Synopses & Reviews
With more than 300,000 copies sold, Chuck Palahniuk's brilliant first novel and cult classic is being reissued with a new Introduction by the author.
An underground classic since its first publication in 1996, Fight Club is widely recognized as one of the most original and provocative novels of the last decade. Now the author adds his own voice to the critical debate he generated. In a new Introduction, he discusses the various interpretations in the popular media of Fight Club and the movie it inspired, as well as his personal reactions to the work's reception and the influence that the Fight Club phenomenon has already had on our culture.
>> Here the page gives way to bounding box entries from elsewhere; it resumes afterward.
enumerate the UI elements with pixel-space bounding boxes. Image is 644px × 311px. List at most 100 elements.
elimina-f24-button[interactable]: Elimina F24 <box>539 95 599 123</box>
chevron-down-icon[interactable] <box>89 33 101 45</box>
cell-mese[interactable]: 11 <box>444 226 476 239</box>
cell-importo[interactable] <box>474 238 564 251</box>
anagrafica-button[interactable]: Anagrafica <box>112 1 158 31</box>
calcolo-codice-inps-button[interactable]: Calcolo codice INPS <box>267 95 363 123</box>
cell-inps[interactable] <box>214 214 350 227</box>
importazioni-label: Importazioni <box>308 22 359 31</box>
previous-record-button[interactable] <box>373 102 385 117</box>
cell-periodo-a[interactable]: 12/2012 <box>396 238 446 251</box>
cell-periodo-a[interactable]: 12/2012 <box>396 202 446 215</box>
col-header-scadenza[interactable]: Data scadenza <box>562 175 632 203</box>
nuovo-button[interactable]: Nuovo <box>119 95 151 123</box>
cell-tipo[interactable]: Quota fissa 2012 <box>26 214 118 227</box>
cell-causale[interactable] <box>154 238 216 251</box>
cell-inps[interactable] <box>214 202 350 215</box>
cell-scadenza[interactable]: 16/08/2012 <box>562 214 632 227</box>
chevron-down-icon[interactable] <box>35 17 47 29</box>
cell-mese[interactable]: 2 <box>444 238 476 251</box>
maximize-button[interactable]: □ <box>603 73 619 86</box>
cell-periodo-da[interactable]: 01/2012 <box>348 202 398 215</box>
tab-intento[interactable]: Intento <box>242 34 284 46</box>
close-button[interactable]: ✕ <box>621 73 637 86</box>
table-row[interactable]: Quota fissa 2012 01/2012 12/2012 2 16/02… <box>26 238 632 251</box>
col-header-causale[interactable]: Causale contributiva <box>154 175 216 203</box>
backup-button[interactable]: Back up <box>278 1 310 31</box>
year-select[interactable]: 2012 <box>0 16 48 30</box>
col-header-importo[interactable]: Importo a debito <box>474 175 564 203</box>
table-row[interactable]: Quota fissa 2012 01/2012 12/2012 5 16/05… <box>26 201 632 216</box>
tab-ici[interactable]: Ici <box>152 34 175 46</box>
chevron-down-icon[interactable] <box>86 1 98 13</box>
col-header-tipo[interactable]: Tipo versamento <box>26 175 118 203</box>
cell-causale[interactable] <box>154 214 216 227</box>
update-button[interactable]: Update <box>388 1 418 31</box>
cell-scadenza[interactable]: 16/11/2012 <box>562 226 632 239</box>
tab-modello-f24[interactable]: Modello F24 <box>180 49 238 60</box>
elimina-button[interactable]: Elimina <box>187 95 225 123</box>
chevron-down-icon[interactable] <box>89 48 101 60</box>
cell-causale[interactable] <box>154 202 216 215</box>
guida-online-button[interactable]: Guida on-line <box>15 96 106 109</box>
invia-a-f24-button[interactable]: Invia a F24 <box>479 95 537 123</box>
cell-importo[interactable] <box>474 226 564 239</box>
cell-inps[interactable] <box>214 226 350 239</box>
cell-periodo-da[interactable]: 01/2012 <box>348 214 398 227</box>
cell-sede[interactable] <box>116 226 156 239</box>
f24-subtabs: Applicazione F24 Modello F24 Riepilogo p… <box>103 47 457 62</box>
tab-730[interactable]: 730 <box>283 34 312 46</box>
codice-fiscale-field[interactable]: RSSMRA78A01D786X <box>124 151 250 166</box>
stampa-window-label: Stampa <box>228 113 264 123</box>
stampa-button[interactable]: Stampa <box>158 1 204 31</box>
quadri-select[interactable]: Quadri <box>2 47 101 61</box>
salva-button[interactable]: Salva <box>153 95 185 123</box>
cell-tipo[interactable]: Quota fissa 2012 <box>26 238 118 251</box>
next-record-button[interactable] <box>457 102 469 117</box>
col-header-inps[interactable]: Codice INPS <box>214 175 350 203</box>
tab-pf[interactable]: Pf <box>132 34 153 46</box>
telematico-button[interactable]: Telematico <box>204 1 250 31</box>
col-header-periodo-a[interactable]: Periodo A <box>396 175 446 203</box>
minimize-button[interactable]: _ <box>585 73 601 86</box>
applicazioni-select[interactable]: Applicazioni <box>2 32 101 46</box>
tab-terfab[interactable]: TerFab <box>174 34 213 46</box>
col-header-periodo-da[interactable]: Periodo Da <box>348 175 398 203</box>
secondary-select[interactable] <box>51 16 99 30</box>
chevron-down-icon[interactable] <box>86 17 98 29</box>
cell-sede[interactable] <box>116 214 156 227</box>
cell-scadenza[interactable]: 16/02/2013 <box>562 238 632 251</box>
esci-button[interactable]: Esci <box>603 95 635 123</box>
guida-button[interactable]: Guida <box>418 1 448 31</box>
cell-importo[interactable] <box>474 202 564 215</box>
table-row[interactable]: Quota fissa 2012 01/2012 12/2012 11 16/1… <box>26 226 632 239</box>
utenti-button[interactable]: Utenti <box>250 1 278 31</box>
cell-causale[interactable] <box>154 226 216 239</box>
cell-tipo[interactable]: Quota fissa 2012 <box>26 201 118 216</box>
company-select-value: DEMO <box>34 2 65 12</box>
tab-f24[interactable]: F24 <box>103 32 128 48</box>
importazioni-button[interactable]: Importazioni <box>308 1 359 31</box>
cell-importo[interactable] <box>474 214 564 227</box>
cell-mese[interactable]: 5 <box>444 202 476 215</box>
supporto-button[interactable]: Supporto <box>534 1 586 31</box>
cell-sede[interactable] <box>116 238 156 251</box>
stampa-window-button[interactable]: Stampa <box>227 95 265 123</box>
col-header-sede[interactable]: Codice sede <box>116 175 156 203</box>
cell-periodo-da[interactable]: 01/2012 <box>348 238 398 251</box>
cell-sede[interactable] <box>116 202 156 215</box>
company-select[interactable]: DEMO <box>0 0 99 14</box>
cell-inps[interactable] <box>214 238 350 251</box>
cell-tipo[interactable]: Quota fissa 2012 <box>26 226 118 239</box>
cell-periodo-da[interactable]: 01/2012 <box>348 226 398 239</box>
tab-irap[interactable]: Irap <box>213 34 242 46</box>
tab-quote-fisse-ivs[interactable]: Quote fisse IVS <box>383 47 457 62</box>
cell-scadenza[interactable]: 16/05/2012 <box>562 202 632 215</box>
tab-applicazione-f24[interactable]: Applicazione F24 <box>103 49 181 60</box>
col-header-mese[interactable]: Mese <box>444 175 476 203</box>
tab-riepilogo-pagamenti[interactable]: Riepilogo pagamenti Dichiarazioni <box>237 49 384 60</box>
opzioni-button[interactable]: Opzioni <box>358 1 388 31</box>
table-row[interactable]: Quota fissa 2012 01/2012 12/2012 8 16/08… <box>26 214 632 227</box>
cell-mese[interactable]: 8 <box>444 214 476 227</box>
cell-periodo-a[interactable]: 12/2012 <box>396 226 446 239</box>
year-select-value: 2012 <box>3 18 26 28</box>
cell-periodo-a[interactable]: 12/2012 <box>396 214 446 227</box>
Chuck Palahniuk's darkly funny first novel tells the story of a disenfranchised young man frustrated with his bureacratic job and superficial relationships and disillusioned with the consumer culture's prepackaged pleasures. Relief for him and his peers comes in the form of Tyler Durden, the intensely charismatic inventor of Fight Club. Waiters, clerks, and middlemen seek out the visceral satisfaction of secret after-hours boxing matches in the basements of bars, thinking they have found a way to live beyond their confining and stultifying lives. But in Tyler's world there are no rules, no limits, no brakes.
Review
"Fight Club offers diabolically sharp and funny writing." The Washington Post Book World
Review
"An astonishing debut....Fight Club is a dark, unsettling and nerve-chafing satire." The Seattle Times
Review
"A powerful, dark, original novel...a memorable debut by an important new writer." Robert Stone
Review
"Palahniuk displays a Swiftian gift for satire, as well as a knack for crafting mesmerizing sentences that loom with stark, prickly prose and repetitive rhythms." San Francisco Examiner
Review
"[A]n apocalyptic, post-grunge taste from the West Coast...a bizarre, ugly, and determinedly cranked-up novel, a novel, you must dislike while reading, but there is something else in the pulse the staccato, edges-exposed way it gets from line to line that makes you wonder if the author might not know a few secrets. Palahniuk can write." Sven Birkerts, Esquire
Review
"[A] creepy, dystopic, confrontational novel that's also cynically smart and sharply written....This brilliant bit of nihilism succeeds where so many self-described transgressive novels do not: It's dangerous because it's so compelling." Kirkus Reviews
Review
"This is a dark and disturbing book that dials directly into youthful angst and will likely horrify the parents of teens and twentysomethings. It's also a powerful, and possibly brilliant, first novel." Booklist
Review
"Palahniuk's language is urgent and tense, touched with psychopathic brilliance, his images dead-on accurate....[He] is an author who makes full use of the alchemical powers of fiction to synthesize a universe that mirrors our own fiction as a way of illuminating the world without obliterating its complexity." L.A. Weekly
Review
"Palahniuk is a vivid writer. The fractured distance of his language evokes a landscape in which the connections have broken down." Charlotte Innes, Los Angeles Times Book Review
Review
"Maybe our generation has found its Don DeLillo." Bret Easton Ellis
Review
"Even I can't write this well." Thom Jones
Synopsis
Palahniuk's darkly funny first novel which inspired the movie starring Brad Pitt is the story of a disenfranchised young man who meets a stranger who introduces him to the visceral satisfaction of secret, no-holds-barred basement boxing matches.
About the Author
Chuck Palahniuk is the author of the bestselling novels Diary and Lullaby, as well as Survivor, Invisible Monsters, and Choke, and of the nonfiction books Fugitives and Refugees and Stranger Than Fiction. He lives in Portland, Oregon.